# ohio outdoor news



## RedCanoe59 (Apr 9, 2009)

i was reading the latest issue the ohio outdoor news about sighting in Muzzleloaders with open sites and it mentioned a restriction on scopes. I was confused because i didn't think there was any rule against scoped ML. i referenced the rule book and couldn't find anything about a restriction. Did they make a mistake or are you not allowed to use a scope?


----------



## dwmikemx (Mar 22, 2008)

News to me???
I have used a 3x9 scope on my muzzle loader for years. Most everybody I know uses a scope on their in-lines.


----------



## Shortdrift (Apr 5, 2004)

That used to be a restriction as well in Penna. Don't know if it is still in effect since they allowed percussion cap some years back.


----------



## Lundy (Apr 5, 2004)

No restriction in Ohio.

The MZ laws vary from state to state, calibers, bullets, ignition systems, scopes.


----------



## Bad Bub (Jan 17, 2006)

Pa. Still has a flintlock only season. Iron sites only.

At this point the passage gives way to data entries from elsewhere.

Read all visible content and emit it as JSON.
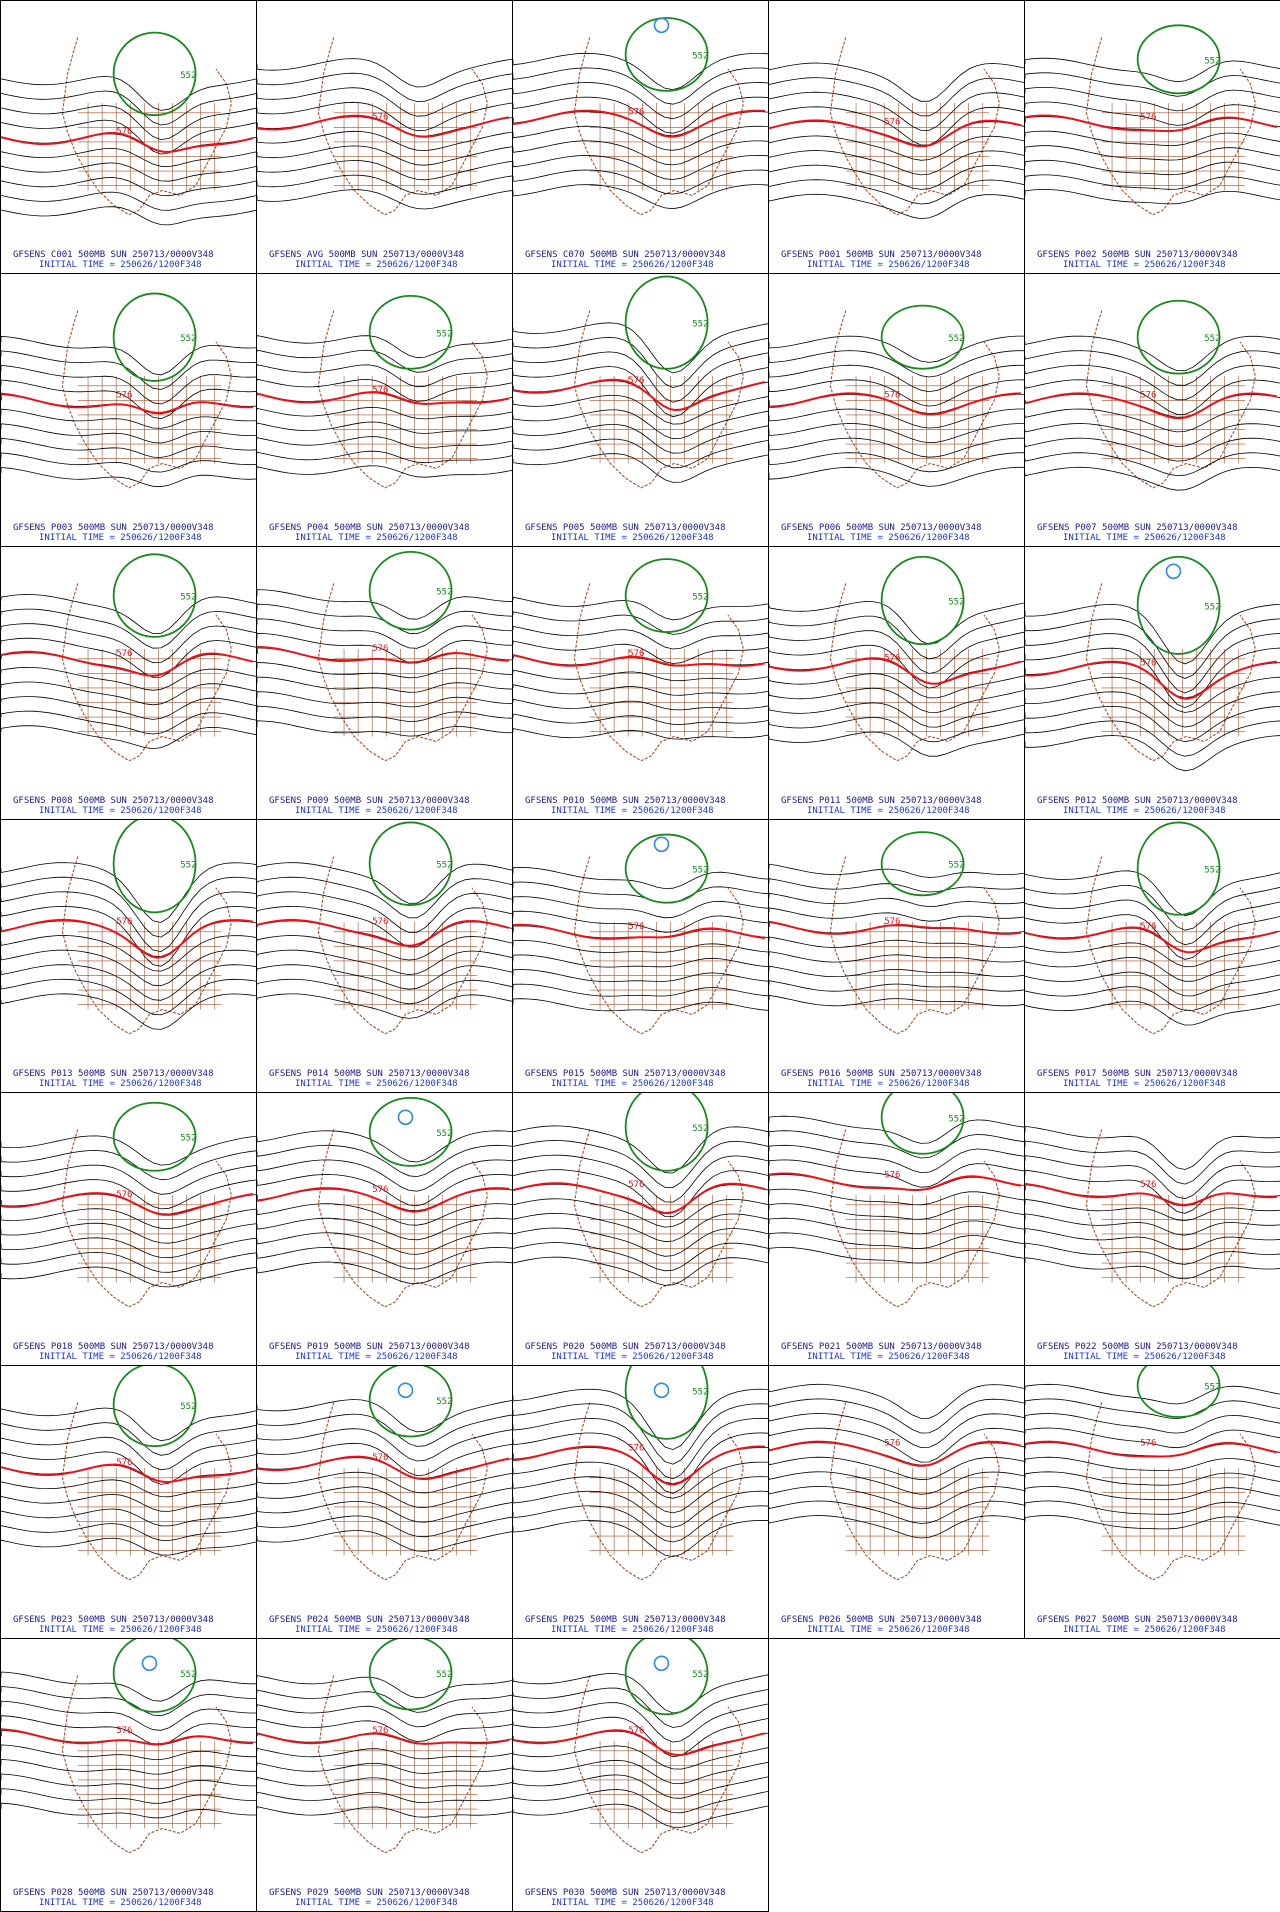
{
  "style": {
    "contour_color": "#000000",
    "ridge_color": "#e8141c",
    "trough_color": "#17891d",
    "low_color": "#2f8ae0",
    "map_color": "#a0522d",
    "caption_color": "#1a1a8c",
    "time_color": "#1e34d6"
  },
  "contour_labels": {
    "ridge": "576",
    "trough": "552"
  },
  "panels": [
    {
      "member": "C001",
      "title": "GFSENS C001 500MB SUN 250713/0000V348",
      "init": "INITIAL TIME = 250626/1200F348",
      "ridge_lat": 0.56,
      "trough_depth": 0.14,
      "has_trough": true,
      "has_low": false
    },
    {
      "member": "AVG",
      "title": "GFSENS AVG 500MB SUN 250713/0000V348",
      "init": "INITIAL TIME = 250626/1200F348",
      "ridge_lat": 0.5,
      "trough_depth": 0.08,
      "has_trough": false,
      "has_low": false
    },
    {
      "member": "C070",
      "title": "GFSENS C070 500MB SUN 250713/0000V348",
      "init": "INITIAL TIME = 250626/1200F348",
      "ridge_lat": 0.48,
      "trough_depth": 0.1,
      "has_trough": true,
      "has_low": true
    },
    {
      "member": "P001",
      "title": "GFSENS P001 500MB SUN 250713/0000V348",
      "init": "INITIAL TIME = 250626/1200F348",
      "ridge_lat": 0.52,
      "trough_depth": 0.12,
      "has_trough": false,
      "has_low": false
    },
    {
      "member": "P002",
      "title": "GFSENS P002 500MB SUN 250713/0000V348",
      "init": "INITIAL TIME = 250626/1200F348",
      "ridge_lat": 0.5,
      "trough_depth": 0.08,
      "has_trough": true,
      "has_low": false
    },
    {
      "member": "P003",
      "title": "GFSENS P003 500MB SUN 250713/0000V348",
      "init": "INITIAL TIME = 250626/1200F348",
      "ridge_lat": 0.52,
      "trough_depth": 0.16,
      "has_trough": true,
      "has_low": false
    },
    {
      "member": "P004",
      "title": "GFSENS P004 500MB SUN 250713/0000V348",
      "init": "INITIAL TIME = 250626/1200F348",
      "ridge_lat": 0.5,
      "trough_depth": 0.1,
      "has_trough": true,
      "has_low": false
    },
    {
      "member": "P005",
      "title": "GFSENS P005 500MB SUN 250713/0000V348",
      "init": "INITIAL TIME = 250626/1200F348",
      "ridge_lat": 0.46,
      "trough_depth": 0.18,
      "has_trough": true,
      "has_low": false
    },
    {
      "member": "P006",
      "title": "GFSENS P006 500MB SUN 250713/0000V348",
      "init": "INITIAL TIME = 250626/1200F348",
      "ridge_lat": 0.52,
      "trough_depth": 0.06,
      "has_trough": true,
      "has_low": false
    },
    {
      "member": "P007",
      "title": "GFSENS P007 500MB SUN 250713/0000V348",
      "init": "INITIAL TIME = 250626/1200F348",
      "ridge_lat": 0.52,
      "trough_depth": 0.1,
      "has_trough": true,
      "has_low": false
    },
    {
      "member": "P008",
      "title": "GFSENS P008 500MB SUN 250713/0000V348",
      "init": "INITIAL TIME = 250626/1200F348",
      "ridge_lat": 0.46,
      "trough_depth": 0.14,
      "has_trough": true,
      "has_low": false
    },
    {
      "member": "P009",
      "title": "GFSENS P009 500MB SUN 250713/0000V348",
      "init": "INITIAL TIME = 250626/1200F348",
      "ridge_lat": 0.44,
      "trough_depth": 0.12,
      "has_trough": true,
      "has_low": false
    },
    {
      "member": "P010",
      "title": "GFSENS P010 500MB SUN 250713/0000V348",
      "init": "INITIAL TIME = 250626/1200F348",
      "ridge_lat": 0.46,
      "trough_depth": 0.1,
      "has_trough": true,
      "has_low": false
    },
    {
      "member": "P011",
      "title": "GFSENS P011 500MB SUN 250713/0000V348",
      "init": "INITIAL TIME = 250626/1200F348",
      "ridge_lat": 0.48,
      "trough_depth": 0.16,
      "has_trough": true,
      "has_low": false
    },
    {
      "member": "P012",
      "title": "GFSENS P012 500MB SUN 250713/0000V348",
      "init": "INITIAL TIME = 250626/1200F348",
      "ridge_lat": 0.5,
      "trough_depth": 0.2,
      "has_trough": true,
      "has_low": true
    },
    {
      "member": "P013",
      "title": "GFSENS P013 500MB SUN 250713/0000V348",
      "init": "INITIAL TIME = 250626/1200F348",
      "ridge_lat": 0.44,
      "trough_depth": 0.2,
      "has_trough": true,
      "has_low": false
    },
    {
      "member": "P014",
      "title": "GFSENS P014 500MB SUN 250713/0000V348",
      "init": "INITIAL TIME = 250626/1200F348",
      "ridge_lat": 0.44,
      "trough_depth": 0.14,
      "has_trough": true,
      "has_low": false
    },
    {
      "member": "P015",
      "title": "GFSENS P015 500MB SUN 250713/0000V348",
      "init": "INITIAL TIME = 250626/1200F348",
      "ridge_lat": 0.46,
      "trough_depth": 0.08,
      "has_trough": true,
      "has_low": true
    },
    {
      "member": "P016",
      "title": "GFSENS P016 500MB SUN 250713/0000V348",
      "init": "INITIAL TIME = 250626/1200F348",
      "ridge_lat": 0.44,
      "trough_depth": 0.06,
      "has_trough": true,
      "has_low": false
    },
    {
      "member": "P017",
      "title": "GFSENS P017 500MB SUN 250713/0000V348",
      "init": "INITIAL TIME = 250626/1200F348",
      "ridge_lat": 0.46,
      "trough_depth": 0.18,
      "has_trough": true,
      "has_low": false
    },
    {
      "member": "P018",
      "title": "GFSENS P018 500MB SUN 250713/0000V348",
      "init": "INITIAL TIME = 250626/1200F348",
      "ridge_lat": 0.44,
      "trough_depth": 0.08,
      "has_trough": true,
      "has_low": false
    },
    {
      "member": "P019",
      "title": "GFSENS P019 500MB SUN 250713/0000V348",
      "init": "INITIAL TIME = 250626/1200F348",
      "ridge_lat": 0.42,
      "trough_depth": 0.08,
      "has_trough": true,
      "has_low": true
    },
    {
      "member": "P020",
      "title": "GFSENS P020 500MB SUN 250713/0000V348",
      "init": "INITIAL TIME = 250626/1200F348",
      "ridge_lat": 0.4,
      "trough_depth": 0.16,
      "has_trough": true,
      "has_low": false
    },
    {
      "member": "P021",
      "title": "GFSENS P021 500MB SUN 250713/0000V348",
      "init": "INITIAL TIME = 250626/1200F348",
      "ridge_lat": 0.36,
      "trough_depth": 0.1,
      "has_trough": true,
      "has_low": false
    },
    {
      "member": "P022",
      "title": "GFSENS P022 500MB SUN 250713/0000V348",
      "init": "INITIAL TIME = 250626/1200F348",
      "ridge_lat": 0.4,
      "trough_depth": 0.18,
      "has_trough": false,
      "has_low": false
    },
    {
      "member": "P023",
      "title": "GFSENS P023 500MB SUN 250713/0000V348",
      "init": "INITIAL TIME = 250626/1200F348",
      "ridge_lat": 0.42,
      "trough_depth": 0.14,
      "has_trough": true,
      "has_low": false
    },
    {
      "member": "P024",
      "title": "GFSENS P024 500MB SUN 250713/0000V348",
      "init": "INITIAL TIME = 250626/1200F348",
      "ridge_lat": 0.4,
      "trough_depth": 0.1,
      "has_trough": true,
      "has_low": true
    },
    {
      "member": "P025",
      "title": "GFSENS P025 500MB SUN 250713/0000V348",
      "init": "INITIAL TIME = 250626/1200F348",
      "ridge_lat": 0.36,
      "trough_depth": 0.2,
      "has_trough": true,
      "has_low": true
    },
    {
      "member": "P026",
      "title": "GFSENS P026 500MB SUN 250713/0000V348",
      "init": "INITIAL TIME = 250626/1200F348",
      "ridge_lat": 0.34,
      "trough_depth": 0.1,
      "has_trough": false,
      "has_low": false
    },
    {
      "member": "P027",
      "title": "GFSENS P027 500MB SUN 250713/0000V348",
      "init": "INITIAL TIME = 250626/1200F348",
      "ridge_lat": 0.34,
      "trough_depth": 0.06,
      "has_trough": true,
      "has_low": false
    },
    {
      "member": "P028",
      "title": "GFSENS P028 500MB SUN 250713/0000V348",
      "init": "INITIAL TIME = 250626/1200F348",
      "ridge_lat": 0.4,
      "trough_depth": 0.12,
      "has_trough": true,
      "has_low": true
    },
    {
      "member": "P029",
      "title": "GFSENS P029 500MB SUN 250713/0000V348",
      "init": "INITIAL TIME = 250626/1200F348",
      "ridge_lat": 0.4,
      "trough_depth": 0.1,
      "has_trough": true,
      "has_low": false
    },
    {
      "member": "P030",
      "title": "GFSENS P030 500MB SUN 250713/0000V348",
      "init": "INITIAL TIME = 250626/1200F348",
      "ridge_lat": 0.4,
      "trough_depth": 0.14,
      "has_trough": true,
      "has_low": true
    }
  ]
}
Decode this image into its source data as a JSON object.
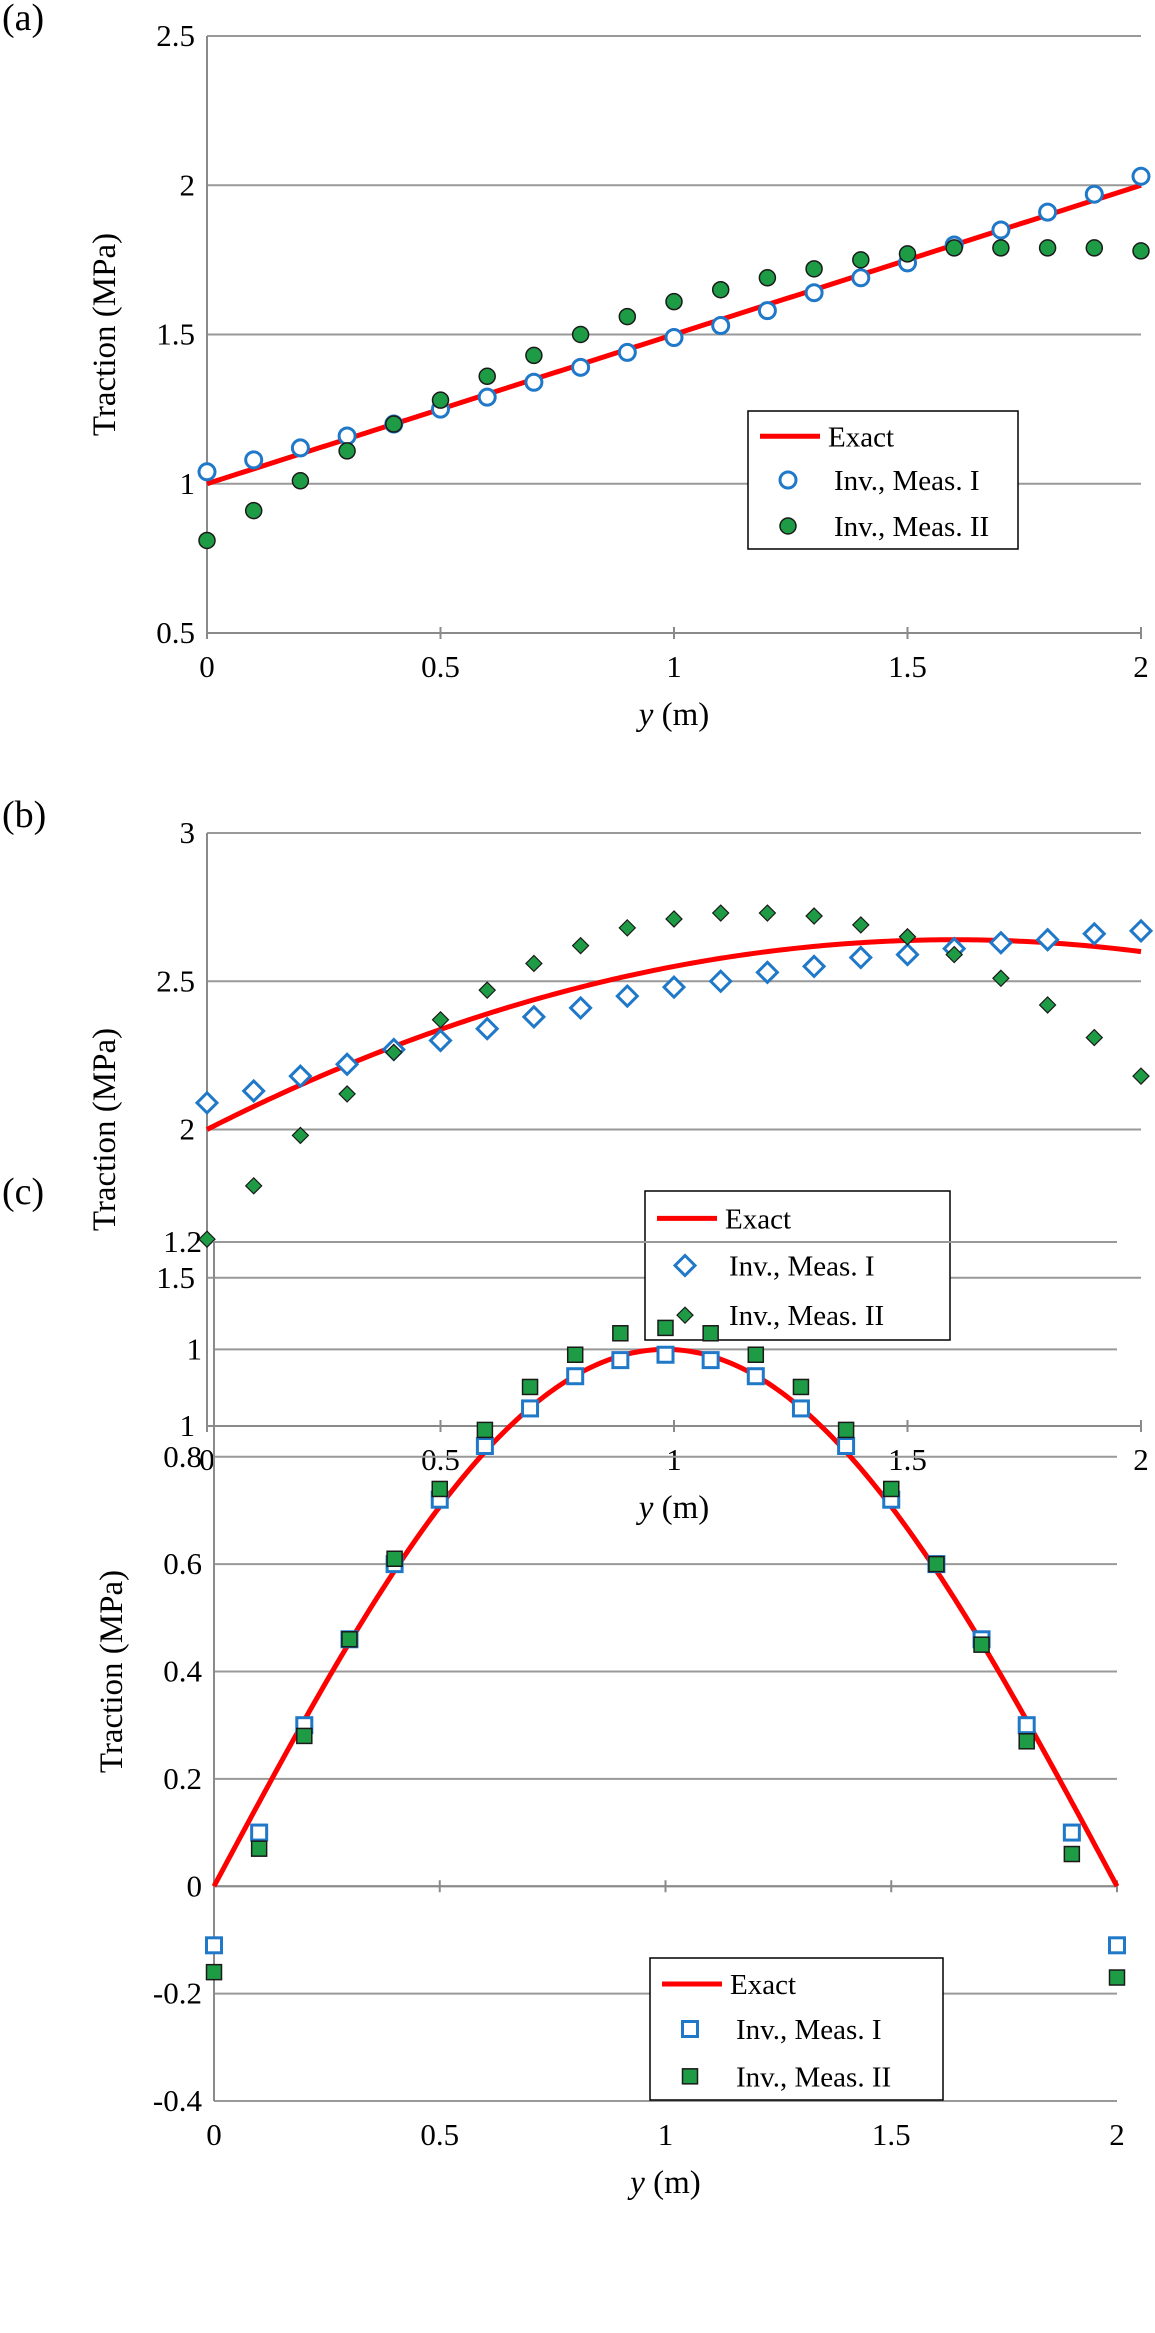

Outdoor Hub mobile, the outdoor information engine


----------



## RedCanoe59 (Apr 9, 2009)

thats what i thought, they must have barrowed the artical, because i was checked last year during ML to make sure my primer wasnt in when i crossed a road and the warden didn't say anything about my scope. thanks for the info


----------



## Bonemann (Jan 28, 2008)

Pa. has an early season for modern ML and now, day after Christmas is their traditional season flint lock iron sights.


----------